In 2013 there was a dramatic 91% rise in spear-phishing campaigns according to Symantec. Here are the latest phishing attacks from the wild we saw over the holiday season:
- Nobody likes parking tickets, but don't take the bait if you receive an email about an outstanding parking violation. The most recent attack targeted residents of San Diego, CA, but there have also been reports of similar incidents in New York City, Philadelphia, Chicago, Los Angeles, and Houston.
- APS, a large utility company in Arizona, is warning its 1.2 million customers about a recent phishing campaign telling customers to pay their bills online.

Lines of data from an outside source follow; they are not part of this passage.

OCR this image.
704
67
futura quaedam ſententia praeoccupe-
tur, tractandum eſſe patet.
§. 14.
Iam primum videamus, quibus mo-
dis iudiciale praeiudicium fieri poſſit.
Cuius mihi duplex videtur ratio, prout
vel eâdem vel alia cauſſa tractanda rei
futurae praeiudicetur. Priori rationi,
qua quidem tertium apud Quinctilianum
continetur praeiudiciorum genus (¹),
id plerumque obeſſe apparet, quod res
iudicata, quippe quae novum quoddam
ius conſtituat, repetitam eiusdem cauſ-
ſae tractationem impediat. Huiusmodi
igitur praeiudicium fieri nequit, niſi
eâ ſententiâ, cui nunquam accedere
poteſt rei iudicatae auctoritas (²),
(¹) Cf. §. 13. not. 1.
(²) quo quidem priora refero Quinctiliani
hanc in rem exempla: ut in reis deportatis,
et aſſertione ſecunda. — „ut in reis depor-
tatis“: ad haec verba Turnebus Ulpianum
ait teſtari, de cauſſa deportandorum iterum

- When Twitter went down in late December, hackers took advantage of the down-time and sent phishing emails to unsuspecting Twitter users asking for their login information.

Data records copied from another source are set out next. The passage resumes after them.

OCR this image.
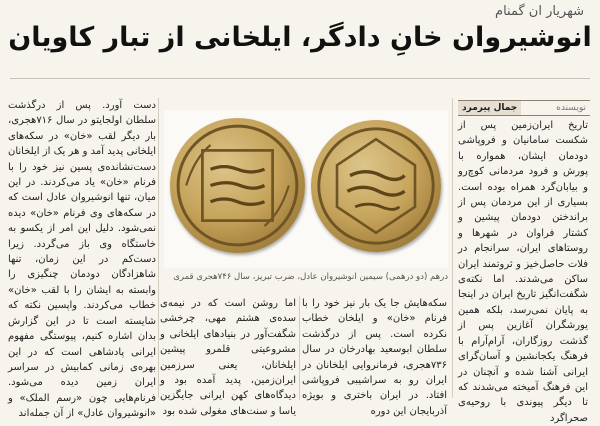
شهریار ان گمنام
انوشیروان خانِ دادگر، ایلخانی از تبار کاویان
نویسنده
جمال پیرمرد

تاریخ ایران‌زمین پس از شکست سامانیان و فروپاشی دودمان ایشان، همواره با پورش و فرود مردمانی کوچ‌رو و بیابان‌گرد همراه بوده است. بسیاری از این مردمان پس از براندختن دودمان پیشین و کشتار فراوان در شهرها و روستاهای ایران، سرانجام در فلات حاصل‌خیز و ثروتمند ایران ساکن می‌شدند. اما نکته‌ی شگفت‌انگیز تاریخ ایران در اینجا به پایان نمی‌رسد، بلکه همین یورشگران آغازین پس از گذشت روزگاران، آرام‌آرام با فرهنگ یکجانشین و آسان‌گرای ایرانی آشنا شده و آنچنان در این فرهنگ آمیخته می‌شدند که تا دیگر پیوندی با روحیه‌ی صحراگرد

درهم (دو درهمی) سیمین انوشیروان عادل، ضرب تبریز، سال ۷۴۶هجری قمری

سکه‌هایش جا یک بار نیز خود را با فرنام «خان» و ایلخان خطاب نکرده است. پس از درگذشت سلطان ابوسعید بهادرخان در سال ۷۳۶هجری، فرمانروایی ایلخانان در ایران رو به سراشیبی فروپاشی افتاد. در ایران باختری و بویژه آذربایجان این دوره

اما روشن است که در نیمه‌ی سده‌ی هشتم مهی، چرخشی شگفت‌آور در بنیادهای ایلخانی و مشروعیتی قلمرو پیشین ایلخانان، یعنی سرزمین ایران‌زمین، پدید آمده بود و دیدگاه‌های کهن ایرانی جایگزین یاسا و سنت‌های مغولی شده بود

دست آورد. پس از درگذشت سلطان اولجایتو در سال ۷۱۶هجری، بار دیگر لقب «خان» در سکه‌های ایلخانی پدید آمد و هر یک از ایلخانان دست‌نشانده‌ی پسین نیز خود را با فرنام «خان» یاد می‌کردند. در این میان، تنها انوشیروان عادل است که در سکه‌های وی فرنام «خان» دیده نمی‌شود. دلیل این امر از یکسو به خاستگاه وی باز می‌گردد. زیرا دست‌کم در این زمان، تنها شاهزادگان دودمان چنگیزی را وابسته به ایشان را با لقب «خان» خطاب می‌کردند. واپسین نکته که شایسته است تا در این گزارش بدان اشاره کنیم، پیوستگی مفهوم ایرانی پادشاهی است که در این بهره‌ی زمانی کمابیش در سراسر ایران زمین دیده می‌شود. فرنام‌هایی چون «رسم الملک» و «انوشیروان عادل» از آن جمله‌اند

- ICANN, the organization that is the central domain registrar for the world, suffered a spear-phishing attack that, "allowed administrative access to all files in it; public information in the ICANN GAC Wiki, and there was unauthorized access to user accounts on two other systems, the ICANN Blog (blog.icann.org) and the ICANN WHOIS (whois.icann.org) information portal."
- Did your Human Resources department change its benefits for 2015? This was a theme in a large phishing campaign to businesses around the country.
- A sophisticated spear-phishing campaign against German steelworks caused extensive damage, including an unscheduled shutdown of a furnace in the plant. The attack originated from a corporate office network, and hackers were eventually able to gain control of the industrial control systems in production networks.